The NBA is having one of its most-watched seasons ever, and the NFL has reason to be jealous. As b-ball ratings climb, pro football is taking a hit.
The are some pretty concrete reasons ESPN has seen an 18 percent jump and TNT's total basketball viewership has increased by 25 percent, reports the New York Post. One is the way the NBA keeps the game in the center of the action. The NFL hasn't been able to do that.
Ben Sturner, president of a noted sports marketing agency, tells the paper that since hoops superstars like LeBron James "don't wear helmets (...) fans think they know them better by watching their features and their gestures."

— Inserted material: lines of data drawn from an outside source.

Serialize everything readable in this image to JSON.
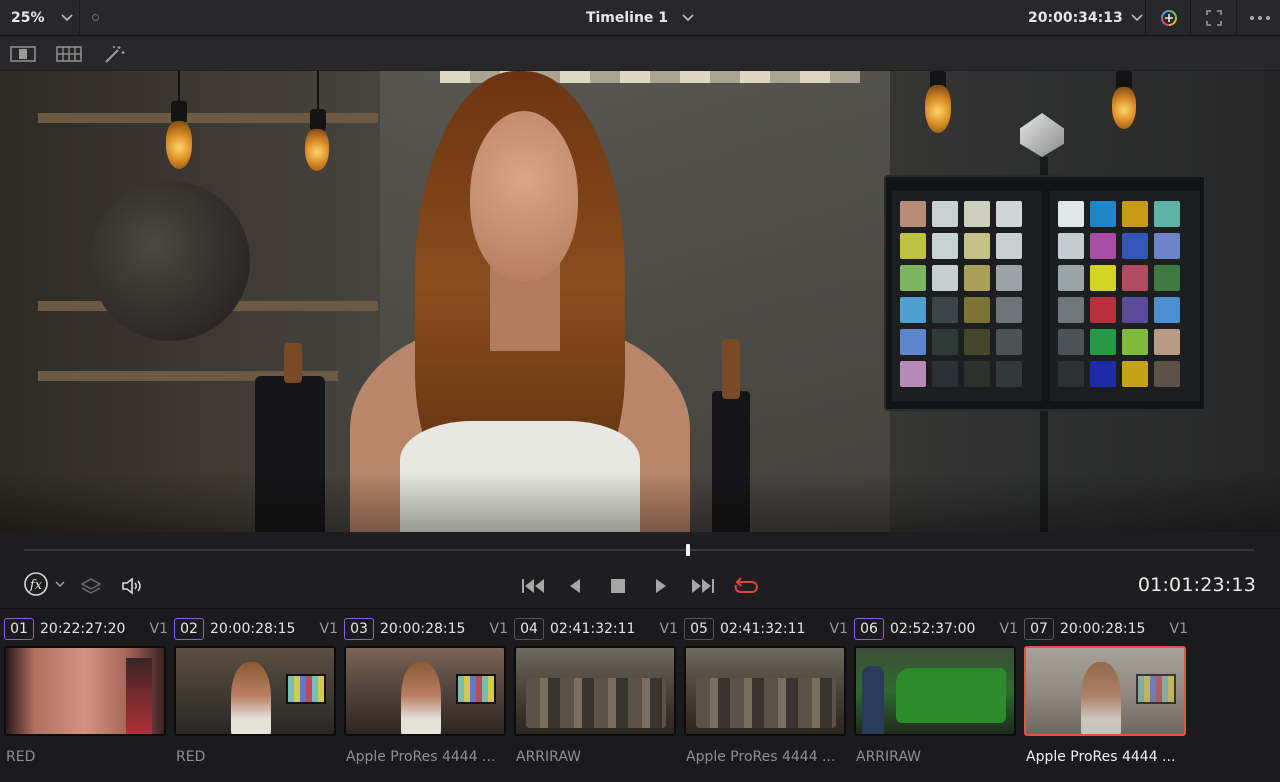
{
  "topbar": {
    "zoom": "25%",
    "timeline_title": "Timeline 1",
    "timecode": "20:00:34:13"
  },
  "icons": {
    "zoom_dropdown": "chevron-down-icon",
    "title_dropdown": "chevron-down-icon",
    "timecode_dropdown": "chevron-down-icon",
    "color_effects": "color-wheel-icon",
    "fullscreen": "expand-icon",
    "more": "more-icon",
    "single_viewer": "single-viewer-icon",
    "grid_viewer": "grid-viewer-icon",
    "magic_wand": "magic-wand-icon",
    "fx": "fx-icon",
    "layers": "layers-icon",
    "audio": "speaker-icon",
    "go_to_start": "skip-back-icon",
    "step_back": "play-reverse-icon",
    "stop": "stop-icon",
    "play": "play-icon",
    "go_to_end": "skip-forward-icon",
    "loop": "loop-icon"
  },
  "playback": {
    "timecode": "01:01:23:13",
    "playhead_position": 0.54
  },
  "colors": {
    "accent_selection": "#e2553c",
    "loop_active": "#e0443a"
  },
  "clips": [
    {
      "number": "01",
      "timecode": "20:22:27:20",
      "track": "V1",
      "codec": "RED",
      "selected": false,
      "badge_color": "#8b5cf6"
    },
    {
      "number": "02",
      "timecode": "20:00:28:15",
      "track": "V1",
      "codec": "RED",
      "selected": false,
      "badge_color": "#8b5cf6"
    },
    {
      "number": "03",
      "timecode": "20:00:28:15",
      "track": "V1",
      "codec": "Apple ProRes 4444 ...",
      "selected": false,
      "badge_color": "#8b5cf6"
    },
    {
      "number": "04",
      "timecode": "02:41:32:11",
      "track": "V1",
      "codec": "ARRIRAW",
      "selected": false,
      "badge_color": "#555555"
    },
    {
      "number": "05",
      "timecode": "02:41:32:11",
      "track": "V1",
      "codec": "Apple ProRes 4444 ...",
      "selected": false,
      "badge_color": "#555555"
    },
    {
      "number": "06",
      "timecode": "02:52:37:00",
      "track": "V1",
      "codec": "ARRIRAW",
      "selected": false,
      "badge_color": "#8b5cf6"
    },
    {
      "number": "07",
      "timecode": "20:00:28:15",
      "track": "V1",
      "codec": "Apple ProRes 4444 ...",
      "selected": true,
      "badge_color": "#555555"
    }
  ]
}
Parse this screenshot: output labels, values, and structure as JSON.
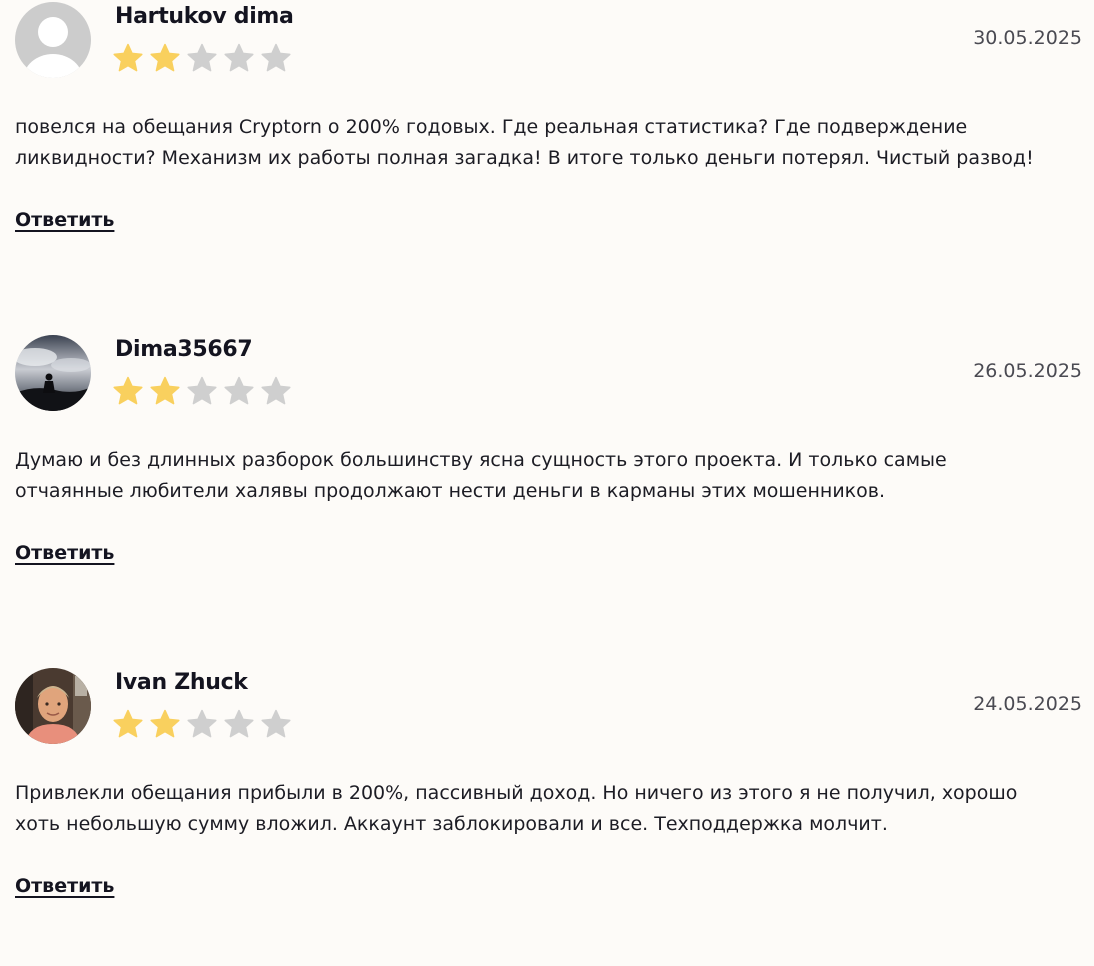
{
  "reply_label": "Ответить",
  "colors": {
    "star_filled": "#f9d05e",
    "star_empty": "#cfcfcf",
    "background": "#fdfbf8"
  },
  "reviews": [
    {
      "author": "Hartukov dima",
      "date": "30.05.2025",
      "rating": 2,
      "max_rating": 5,
      "avatar": "default-user-avatar",
      "lines": [
        "повелся на обещания Cryptorn о 200% годовых. Где реальная статистика? Где подверждение",
        "ликвидности? Механизм их работы полная загадка! В итоге только деньги потерял. Чистый развод!"
      ]
    },
    {
      "author": "Dima35667",
      "date": "26.05.2025",
      "rating": 2,
      "max_rating": 5,
      "avatar": "photo-silhouette-sky-avatar",
      "lines": [
        "Думаю и без длинных разборок большинству ясна сущность этого проекта. И только самые",
        "отчаянные любители халявы продолжают нести деньги в карманы этих мошенников."
      ]
    },
    {
      "author": "Ivan Zhuck",
      "date": "24.05.2025",
      "rating": 2,
      "max_rating": 5,
      "avatar": "photo-person-avatar",
      "lines": [
        "Привлекли обещания прибыли в 200%, пассивный доход. Но ничего из этого я не получил, хорошо",
        "хоть небольшую сумму вложил. Аккаунт заблокировали и все. Техподдержка молчит."
      ]
    }
  ]
}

Sturner states that this "sense of familiarity" goes a long way "with the social media set."
The Post reports that Sturner thinks the NFL's failure is related to issues like CTE, feuding billionaire owners, and players taking a knee to protest police brutality against people of color during the national anthem. According to him, fans "don't get any of that at basketball games." The NBA is all action, no fuss.
It also seems like pro basketball has moved more with the times, leaning into what younger fans who have cut cable out of their viewing habits like—melding that social media friendliness and exciting pace without any political weight.
Whether the trend will continue is just up in the air. It seems the NFL will either have to adapt and roll with its audience, or suffer the consequences.
It won't help much if Vince McMahon gets his renewed efforts with the XFL off the ground.